You can imagine how much trouble it was measuring the rope as you brought it back. They did so by stretching their arms and guessing that the outstretched arm had six-feet of rope between the man's hands. This figure of six-feet became known as a *fathom* because many English words were borrowed from Scandinavian countries, and *fathmr* means *to measure*.

To make it less troublesome, the English decided to put a knot in the rope every seven fathoms, that's 42 feet. They also shortened the measuring time to 30 seconds. This was done about 1570. The time to spin off 42 feet of rope is the same as taking an hour and spinning off 5000 feet…a mile. (If you do the math, you'll find it's actually 5040 feet, close enough for a sailor). Of course, if two knots passed through your hand, you were traveling two miles per hour. Three knots, three miles per hour. To this day, speed at sea is called *knots* and means *one nautical mile per hour*. Twelve Knots at sea means 12 nautical miles per hour. It's incorrect to say , "12 knots per hour"; for you are really saying, "12 nautical miles per hour per hour".

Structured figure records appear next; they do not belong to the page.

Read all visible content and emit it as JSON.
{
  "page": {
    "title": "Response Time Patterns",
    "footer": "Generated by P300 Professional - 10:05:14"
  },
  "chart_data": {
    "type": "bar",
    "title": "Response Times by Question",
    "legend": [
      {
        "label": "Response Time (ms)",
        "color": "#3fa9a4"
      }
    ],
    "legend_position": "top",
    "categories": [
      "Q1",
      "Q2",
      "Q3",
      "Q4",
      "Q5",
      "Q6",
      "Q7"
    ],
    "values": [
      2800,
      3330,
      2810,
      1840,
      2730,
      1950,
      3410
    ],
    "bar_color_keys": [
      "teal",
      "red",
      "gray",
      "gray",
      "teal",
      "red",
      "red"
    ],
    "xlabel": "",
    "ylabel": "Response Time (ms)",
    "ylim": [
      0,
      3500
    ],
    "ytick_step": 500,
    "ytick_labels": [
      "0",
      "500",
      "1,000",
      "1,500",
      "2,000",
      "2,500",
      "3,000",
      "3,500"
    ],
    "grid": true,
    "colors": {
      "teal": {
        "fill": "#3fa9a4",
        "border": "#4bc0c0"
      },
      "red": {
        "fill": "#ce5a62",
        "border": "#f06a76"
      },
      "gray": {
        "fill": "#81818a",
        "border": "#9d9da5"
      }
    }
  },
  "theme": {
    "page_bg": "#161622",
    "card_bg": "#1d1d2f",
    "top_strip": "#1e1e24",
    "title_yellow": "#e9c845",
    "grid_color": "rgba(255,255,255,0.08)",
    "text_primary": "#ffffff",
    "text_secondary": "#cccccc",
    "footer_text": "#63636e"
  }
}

By the 1400's, a nautical mile meant a particular distance based on the earth's diameter at the equator--one minute of arc was defined as a nautical mile. Since there are 60 minutes to the degree and 360 degrees in a circle, the earth's circumference was divided by 21, 600 minutes.

In time, the measurement of the earth became more precise and scientists determined that a nautical mile was not 5000 feet, but exactly 1852 meters, or about 6, 076.116 feet.